Whenever I’m having a down day it can often feel as though nothing is going right – i.e. nothing is going according to either ‘the plan’ or living up to innumerable other expectations. Any story I tell myself generally has me in the starring role as a character who has been mercilessly victimized by fate; this is not just simple disappointment. Oh, the indignity! Oh, the drama I can conjure! Or not.
It takes me a while to get round to the realization that mostly it is just a story, one with a particular perspective, point of view and prejudice that is making me miserable, at which point I realize that this particular story probably isn’t the only one I could be telling myself, nor may it be in my best interest. Then come the questions.
What is really happening here? Is the ‘failure’ perceived or actual? Is there an opportunity in all this that my dramatic story obscures from sight? What does this situation seem to want from me? We need to be very careful about the narratives we weave and the meanings we somewhat arbitrarily ascribe to them.

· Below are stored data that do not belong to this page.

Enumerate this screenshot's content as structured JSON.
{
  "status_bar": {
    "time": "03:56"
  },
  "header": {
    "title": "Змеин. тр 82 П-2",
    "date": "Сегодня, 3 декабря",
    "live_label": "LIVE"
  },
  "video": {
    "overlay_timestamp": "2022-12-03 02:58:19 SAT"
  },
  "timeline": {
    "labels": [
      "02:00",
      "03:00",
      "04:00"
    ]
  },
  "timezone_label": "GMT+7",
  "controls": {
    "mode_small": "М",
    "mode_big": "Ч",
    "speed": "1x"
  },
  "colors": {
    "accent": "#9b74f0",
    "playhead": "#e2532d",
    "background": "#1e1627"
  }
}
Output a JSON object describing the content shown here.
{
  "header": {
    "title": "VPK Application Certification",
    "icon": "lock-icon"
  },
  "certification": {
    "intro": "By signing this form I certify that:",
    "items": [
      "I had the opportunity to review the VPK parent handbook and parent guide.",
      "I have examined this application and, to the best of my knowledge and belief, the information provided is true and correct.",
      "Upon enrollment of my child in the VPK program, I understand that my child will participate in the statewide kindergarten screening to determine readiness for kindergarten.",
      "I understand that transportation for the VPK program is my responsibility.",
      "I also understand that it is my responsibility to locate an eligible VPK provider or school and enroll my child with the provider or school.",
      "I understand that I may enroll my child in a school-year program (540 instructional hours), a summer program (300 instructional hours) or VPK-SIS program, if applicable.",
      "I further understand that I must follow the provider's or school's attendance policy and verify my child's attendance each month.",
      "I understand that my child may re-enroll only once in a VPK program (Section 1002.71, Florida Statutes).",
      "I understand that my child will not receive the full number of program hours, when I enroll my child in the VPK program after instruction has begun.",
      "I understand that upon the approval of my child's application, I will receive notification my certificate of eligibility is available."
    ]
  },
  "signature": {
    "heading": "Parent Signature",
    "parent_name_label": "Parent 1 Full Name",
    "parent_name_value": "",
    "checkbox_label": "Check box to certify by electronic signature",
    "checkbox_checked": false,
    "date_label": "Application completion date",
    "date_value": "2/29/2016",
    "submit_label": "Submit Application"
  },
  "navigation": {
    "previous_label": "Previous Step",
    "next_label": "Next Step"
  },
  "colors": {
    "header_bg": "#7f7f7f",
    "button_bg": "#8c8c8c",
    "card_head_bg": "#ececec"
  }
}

Truth most often is that there are least a few different perspectives on any given situation, that when viewed through their respective lenses render completely different, but nonetheless relevant, truths. The trick is in sifting carefully, deliberately and discerningly through all this material. For relief lies just on the other side of whatever insight bubbles to the surface from the depths of such a quest.
Patience will be required. This isn’t a quick fix. This is artful living.
Questioning the one story we have about almost anything going on in our lives is bound to be liberating for the compassion it elicits in making room for other points of view. Whole new worlds can open up – the adventure continues.